Updated

A powerful earthquake jolted eastern Indonesia early Monday, killing at least two people, damaging hundreds of homes and briefly triggering a region-wide tsunami warning, officials said as they surveyed the damage.

The 7.5-magnitude quake struck off the coast of Sulawesi island in the middle of the night, sending thousands fleeing homes, hotels and even hospitals. Some grabbed the hands of crying children and clutched onto their most valuable possessions.

The U.S. Geological Survey said the temblor hit 85 miles from the nearest city of Gorantalo and was centered 16 miles beneath the sea. Two strong aftershocks followed, one measuring 5.5 and the other 5.1.

The Pacific Tsunami Warning Center initially warned that the massive quake had the potential to generate a destructive tsunami along coasts within 600 miles. Frightened Sulawesi residents refused to return indoors long after a local alert was lifted, many sleeping in the hills.

In late 2004, a massive earthquake off Sumatra island, to the west, triggered a tsunami that battered much of the Indian Ocean coastline and killed or left missing more than 230,000 people — 160,000 of them in Indonesia alone. And last year, a tsunami off Java island killed nearly 5,000.

By morning, officials were starting to get a better sense of the destruction.

Rustam Pakaya, the head of the Health Ministry's Crisis Center, said at least two people died, 37 were injured and more than 200 homes were damaged, some of them completely crumpled.

Robert Bano, a Gorantalo resident, said the quake shook his house for more than two minutes, knocking paintings from the wall.

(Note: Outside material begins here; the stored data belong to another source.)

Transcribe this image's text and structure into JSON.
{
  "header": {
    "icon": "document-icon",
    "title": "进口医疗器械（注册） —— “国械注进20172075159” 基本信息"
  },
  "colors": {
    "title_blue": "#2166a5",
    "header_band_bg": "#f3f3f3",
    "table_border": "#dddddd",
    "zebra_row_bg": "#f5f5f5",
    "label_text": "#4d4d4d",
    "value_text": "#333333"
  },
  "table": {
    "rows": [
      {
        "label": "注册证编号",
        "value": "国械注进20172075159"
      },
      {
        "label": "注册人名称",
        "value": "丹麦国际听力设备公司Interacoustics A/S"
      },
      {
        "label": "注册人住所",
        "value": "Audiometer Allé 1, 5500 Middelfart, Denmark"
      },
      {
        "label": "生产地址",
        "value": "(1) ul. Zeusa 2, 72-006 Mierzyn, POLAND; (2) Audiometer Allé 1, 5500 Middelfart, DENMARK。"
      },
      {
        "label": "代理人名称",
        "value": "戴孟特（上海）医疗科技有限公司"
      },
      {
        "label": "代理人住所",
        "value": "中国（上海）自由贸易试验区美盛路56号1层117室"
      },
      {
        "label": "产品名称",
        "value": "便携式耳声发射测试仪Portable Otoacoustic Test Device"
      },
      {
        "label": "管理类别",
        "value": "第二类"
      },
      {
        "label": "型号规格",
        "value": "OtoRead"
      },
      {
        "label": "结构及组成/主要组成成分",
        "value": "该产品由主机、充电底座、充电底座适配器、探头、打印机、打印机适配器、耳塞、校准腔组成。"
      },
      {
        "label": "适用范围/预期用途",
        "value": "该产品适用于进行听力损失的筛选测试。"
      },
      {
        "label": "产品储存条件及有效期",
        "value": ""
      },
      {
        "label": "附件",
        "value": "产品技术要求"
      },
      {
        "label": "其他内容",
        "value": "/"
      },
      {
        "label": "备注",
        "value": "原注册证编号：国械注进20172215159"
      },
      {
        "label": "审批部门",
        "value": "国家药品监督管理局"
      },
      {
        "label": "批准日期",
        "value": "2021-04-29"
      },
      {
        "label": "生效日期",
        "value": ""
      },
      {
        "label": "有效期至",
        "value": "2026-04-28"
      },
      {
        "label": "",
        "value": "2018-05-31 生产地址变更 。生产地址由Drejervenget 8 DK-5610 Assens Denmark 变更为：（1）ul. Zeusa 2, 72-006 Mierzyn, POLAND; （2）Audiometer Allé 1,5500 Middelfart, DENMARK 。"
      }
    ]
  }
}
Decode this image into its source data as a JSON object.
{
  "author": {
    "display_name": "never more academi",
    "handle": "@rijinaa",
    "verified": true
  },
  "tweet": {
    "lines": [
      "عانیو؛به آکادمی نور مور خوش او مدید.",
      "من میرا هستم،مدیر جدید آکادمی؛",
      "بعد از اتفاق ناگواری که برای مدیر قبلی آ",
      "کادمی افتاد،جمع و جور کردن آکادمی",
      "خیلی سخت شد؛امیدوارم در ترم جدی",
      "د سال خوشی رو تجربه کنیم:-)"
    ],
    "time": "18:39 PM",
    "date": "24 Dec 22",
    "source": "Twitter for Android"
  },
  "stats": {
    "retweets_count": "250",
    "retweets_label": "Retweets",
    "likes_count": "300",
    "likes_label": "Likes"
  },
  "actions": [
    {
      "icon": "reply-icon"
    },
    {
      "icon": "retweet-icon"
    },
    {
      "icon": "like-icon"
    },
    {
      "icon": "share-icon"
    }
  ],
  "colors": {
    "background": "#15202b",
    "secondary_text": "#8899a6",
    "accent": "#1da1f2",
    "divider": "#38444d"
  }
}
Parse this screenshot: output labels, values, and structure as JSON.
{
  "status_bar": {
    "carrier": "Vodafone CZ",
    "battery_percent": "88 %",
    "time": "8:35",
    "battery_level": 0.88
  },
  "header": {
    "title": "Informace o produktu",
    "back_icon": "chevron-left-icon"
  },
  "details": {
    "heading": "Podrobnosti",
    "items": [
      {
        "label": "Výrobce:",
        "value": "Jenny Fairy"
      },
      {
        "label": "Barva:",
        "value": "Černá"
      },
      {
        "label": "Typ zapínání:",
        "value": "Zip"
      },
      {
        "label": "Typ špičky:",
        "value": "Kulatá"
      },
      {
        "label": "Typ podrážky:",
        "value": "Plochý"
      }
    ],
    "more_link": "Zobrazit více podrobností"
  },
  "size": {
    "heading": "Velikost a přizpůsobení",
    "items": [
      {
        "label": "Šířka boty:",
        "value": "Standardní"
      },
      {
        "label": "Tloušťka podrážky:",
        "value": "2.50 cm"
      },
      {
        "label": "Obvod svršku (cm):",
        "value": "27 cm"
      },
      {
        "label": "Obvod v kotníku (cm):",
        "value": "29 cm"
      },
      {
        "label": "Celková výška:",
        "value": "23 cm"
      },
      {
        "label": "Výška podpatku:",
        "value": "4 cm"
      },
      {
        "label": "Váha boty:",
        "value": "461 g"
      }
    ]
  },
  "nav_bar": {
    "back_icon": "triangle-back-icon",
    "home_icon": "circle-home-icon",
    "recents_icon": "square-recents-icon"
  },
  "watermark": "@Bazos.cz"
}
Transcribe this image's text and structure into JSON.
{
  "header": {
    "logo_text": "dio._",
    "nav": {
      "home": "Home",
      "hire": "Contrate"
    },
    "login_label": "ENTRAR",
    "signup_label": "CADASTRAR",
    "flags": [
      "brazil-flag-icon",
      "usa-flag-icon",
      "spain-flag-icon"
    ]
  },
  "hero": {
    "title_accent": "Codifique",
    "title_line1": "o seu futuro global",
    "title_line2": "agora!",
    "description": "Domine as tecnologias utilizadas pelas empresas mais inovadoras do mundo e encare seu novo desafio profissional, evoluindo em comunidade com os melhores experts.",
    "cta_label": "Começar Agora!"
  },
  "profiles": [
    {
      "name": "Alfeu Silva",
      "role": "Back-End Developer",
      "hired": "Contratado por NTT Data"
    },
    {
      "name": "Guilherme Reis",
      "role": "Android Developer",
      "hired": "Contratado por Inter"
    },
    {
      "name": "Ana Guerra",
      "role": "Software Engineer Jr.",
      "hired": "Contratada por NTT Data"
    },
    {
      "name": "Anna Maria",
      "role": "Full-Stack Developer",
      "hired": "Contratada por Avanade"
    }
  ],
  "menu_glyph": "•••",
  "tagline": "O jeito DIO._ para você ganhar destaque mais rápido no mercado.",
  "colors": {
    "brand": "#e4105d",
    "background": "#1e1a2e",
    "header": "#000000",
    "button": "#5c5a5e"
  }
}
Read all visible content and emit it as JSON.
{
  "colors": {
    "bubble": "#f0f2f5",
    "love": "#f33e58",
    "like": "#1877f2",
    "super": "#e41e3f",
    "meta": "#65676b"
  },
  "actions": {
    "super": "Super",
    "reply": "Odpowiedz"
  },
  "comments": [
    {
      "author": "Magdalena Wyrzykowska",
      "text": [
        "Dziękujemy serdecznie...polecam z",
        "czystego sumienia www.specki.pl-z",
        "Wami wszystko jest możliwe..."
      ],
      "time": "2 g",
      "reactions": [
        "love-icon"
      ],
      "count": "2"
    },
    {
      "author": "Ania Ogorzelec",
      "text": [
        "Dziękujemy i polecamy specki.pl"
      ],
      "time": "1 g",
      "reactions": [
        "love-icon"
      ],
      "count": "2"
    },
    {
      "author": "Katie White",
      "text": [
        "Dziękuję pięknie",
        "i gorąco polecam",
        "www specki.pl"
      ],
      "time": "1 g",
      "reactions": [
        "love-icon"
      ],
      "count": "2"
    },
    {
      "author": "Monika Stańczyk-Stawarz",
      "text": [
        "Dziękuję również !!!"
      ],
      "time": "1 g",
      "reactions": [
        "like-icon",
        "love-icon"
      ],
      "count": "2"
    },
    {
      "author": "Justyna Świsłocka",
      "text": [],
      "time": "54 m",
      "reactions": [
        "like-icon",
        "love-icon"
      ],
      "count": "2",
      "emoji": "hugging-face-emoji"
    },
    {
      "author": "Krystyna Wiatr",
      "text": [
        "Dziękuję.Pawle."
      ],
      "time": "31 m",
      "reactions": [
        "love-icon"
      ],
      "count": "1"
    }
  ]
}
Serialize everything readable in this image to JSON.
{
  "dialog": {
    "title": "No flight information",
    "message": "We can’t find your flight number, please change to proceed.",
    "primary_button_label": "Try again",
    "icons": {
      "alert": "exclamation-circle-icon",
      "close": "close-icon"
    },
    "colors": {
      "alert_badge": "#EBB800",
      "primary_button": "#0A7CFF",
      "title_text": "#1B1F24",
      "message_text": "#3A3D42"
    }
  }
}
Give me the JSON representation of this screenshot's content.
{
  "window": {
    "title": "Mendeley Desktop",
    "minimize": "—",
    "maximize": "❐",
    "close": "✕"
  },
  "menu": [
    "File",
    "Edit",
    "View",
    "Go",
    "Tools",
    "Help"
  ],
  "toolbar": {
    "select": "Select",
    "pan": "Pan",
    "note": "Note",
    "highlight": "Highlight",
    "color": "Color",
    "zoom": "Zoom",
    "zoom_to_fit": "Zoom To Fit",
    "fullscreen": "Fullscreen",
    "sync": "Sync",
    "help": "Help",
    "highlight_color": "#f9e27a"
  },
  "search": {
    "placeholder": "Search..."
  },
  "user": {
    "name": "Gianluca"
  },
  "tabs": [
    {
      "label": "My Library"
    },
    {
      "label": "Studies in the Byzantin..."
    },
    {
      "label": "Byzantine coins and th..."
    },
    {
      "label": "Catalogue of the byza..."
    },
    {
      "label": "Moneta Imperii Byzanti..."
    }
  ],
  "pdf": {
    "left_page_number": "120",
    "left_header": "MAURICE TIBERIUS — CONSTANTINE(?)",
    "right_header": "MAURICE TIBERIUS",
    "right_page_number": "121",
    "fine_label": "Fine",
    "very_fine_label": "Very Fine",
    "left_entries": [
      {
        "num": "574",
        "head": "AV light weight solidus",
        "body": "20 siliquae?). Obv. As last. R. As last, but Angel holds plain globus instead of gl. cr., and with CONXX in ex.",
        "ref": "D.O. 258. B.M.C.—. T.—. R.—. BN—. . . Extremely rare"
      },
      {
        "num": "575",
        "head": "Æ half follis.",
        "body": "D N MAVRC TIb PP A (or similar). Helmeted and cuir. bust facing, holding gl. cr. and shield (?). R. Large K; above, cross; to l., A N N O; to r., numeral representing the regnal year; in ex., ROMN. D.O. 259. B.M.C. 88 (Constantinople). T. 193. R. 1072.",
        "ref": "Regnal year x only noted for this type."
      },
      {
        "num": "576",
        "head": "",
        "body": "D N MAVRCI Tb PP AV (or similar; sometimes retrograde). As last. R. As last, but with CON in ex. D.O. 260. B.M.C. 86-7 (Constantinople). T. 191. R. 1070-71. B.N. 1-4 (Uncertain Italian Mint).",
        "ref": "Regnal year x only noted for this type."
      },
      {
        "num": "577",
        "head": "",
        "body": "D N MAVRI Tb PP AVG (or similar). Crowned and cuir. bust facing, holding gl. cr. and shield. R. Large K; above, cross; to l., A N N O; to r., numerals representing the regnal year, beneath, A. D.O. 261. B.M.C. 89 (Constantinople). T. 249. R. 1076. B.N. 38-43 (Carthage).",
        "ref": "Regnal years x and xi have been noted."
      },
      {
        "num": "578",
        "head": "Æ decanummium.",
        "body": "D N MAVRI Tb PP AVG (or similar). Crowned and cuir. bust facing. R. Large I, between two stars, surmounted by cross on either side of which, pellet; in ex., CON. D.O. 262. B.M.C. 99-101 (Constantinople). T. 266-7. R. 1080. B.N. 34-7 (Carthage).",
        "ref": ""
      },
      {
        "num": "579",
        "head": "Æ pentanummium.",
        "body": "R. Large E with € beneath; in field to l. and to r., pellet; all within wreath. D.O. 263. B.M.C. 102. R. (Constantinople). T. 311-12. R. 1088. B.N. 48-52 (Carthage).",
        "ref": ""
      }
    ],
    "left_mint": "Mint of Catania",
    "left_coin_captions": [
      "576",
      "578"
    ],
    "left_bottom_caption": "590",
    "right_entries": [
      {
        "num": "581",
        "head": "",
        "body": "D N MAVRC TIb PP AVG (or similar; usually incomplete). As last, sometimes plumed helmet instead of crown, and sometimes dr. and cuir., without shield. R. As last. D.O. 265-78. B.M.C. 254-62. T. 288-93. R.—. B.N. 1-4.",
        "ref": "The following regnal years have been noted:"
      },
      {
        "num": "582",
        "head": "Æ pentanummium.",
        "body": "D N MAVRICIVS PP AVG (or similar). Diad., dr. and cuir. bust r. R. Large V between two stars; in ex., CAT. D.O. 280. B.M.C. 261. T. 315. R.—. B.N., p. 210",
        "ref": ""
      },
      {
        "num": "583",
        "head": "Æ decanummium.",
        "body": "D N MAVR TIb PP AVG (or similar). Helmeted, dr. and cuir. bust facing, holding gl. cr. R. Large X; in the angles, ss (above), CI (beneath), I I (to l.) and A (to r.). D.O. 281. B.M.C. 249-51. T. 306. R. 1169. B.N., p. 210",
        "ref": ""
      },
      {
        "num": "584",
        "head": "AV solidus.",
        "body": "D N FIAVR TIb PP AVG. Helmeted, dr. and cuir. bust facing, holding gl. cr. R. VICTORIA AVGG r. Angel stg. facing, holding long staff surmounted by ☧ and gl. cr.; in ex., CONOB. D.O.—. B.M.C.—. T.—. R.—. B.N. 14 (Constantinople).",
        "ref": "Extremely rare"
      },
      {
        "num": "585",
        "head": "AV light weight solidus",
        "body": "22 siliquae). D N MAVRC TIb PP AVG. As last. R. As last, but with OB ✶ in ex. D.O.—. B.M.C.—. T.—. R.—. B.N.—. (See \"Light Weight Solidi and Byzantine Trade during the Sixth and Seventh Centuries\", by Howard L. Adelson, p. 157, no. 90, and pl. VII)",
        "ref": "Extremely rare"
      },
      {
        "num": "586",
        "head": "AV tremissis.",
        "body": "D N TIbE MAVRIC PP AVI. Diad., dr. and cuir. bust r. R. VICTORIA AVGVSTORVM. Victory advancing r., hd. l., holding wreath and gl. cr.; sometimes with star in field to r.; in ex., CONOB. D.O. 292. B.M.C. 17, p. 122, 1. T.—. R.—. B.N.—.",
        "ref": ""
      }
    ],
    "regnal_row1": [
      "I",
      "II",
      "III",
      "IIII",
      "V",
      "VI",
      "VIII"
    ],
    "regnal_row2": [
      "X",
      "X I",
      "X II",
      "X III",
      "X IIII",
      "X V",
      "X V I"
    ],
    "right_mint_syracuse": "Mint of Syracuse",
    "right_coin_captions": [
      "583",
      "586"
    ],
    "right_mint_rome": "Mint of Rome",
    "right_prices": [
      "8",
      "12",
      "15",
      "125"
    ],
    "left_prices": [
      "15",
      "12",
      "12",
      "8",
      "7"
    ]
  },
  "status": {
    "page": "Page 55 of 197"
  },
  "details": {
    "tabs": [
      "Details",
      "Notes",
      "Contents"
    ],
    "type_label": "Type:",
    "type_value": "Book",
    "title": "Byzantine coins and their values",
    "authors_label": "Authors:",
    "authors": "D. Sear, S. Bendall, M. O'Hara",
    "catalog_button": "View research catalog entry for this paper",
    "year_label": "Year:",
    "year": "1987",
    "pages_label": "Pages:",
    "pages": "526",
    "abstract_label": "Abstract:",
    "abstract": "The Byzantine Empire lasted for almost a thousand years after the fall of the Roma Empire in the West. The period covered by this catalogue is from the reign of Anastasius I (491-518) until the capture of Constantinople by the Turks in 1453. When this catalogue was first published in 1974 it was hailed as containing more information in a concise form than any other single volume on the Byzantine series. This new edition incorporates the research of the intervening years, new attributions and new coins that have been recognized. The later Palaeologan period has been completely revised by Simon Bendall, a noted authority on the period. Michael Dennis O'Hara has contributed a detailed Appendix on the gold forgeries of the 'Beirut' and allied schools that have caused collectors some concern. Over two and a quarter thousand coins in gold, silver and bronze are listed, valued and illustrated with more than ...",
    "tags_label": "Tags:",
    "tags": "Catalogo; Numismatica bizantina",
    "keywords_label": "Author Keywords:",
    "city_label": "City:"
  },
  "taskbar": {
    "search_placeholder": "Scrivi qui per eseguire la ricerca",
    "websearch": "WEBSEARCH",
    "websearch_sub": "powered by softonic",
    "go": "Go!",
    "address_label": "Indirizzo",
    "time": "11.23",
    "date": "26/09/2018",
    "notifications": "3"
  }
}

He grabbed his crying children and ran outside, joining neighbors and friends.

A few guests streaming from Paradiso Hotel were so afraid they fainted, the official news agency Antara reported.

A witness in the city of Poso said patients from at least one hospital were evacuated.

Indonesia is prone to seismic upheaval due to its location on the so-called Pacific "Ring of Fire," an arc of volcanos and fault lines encircling the Pacific Basin.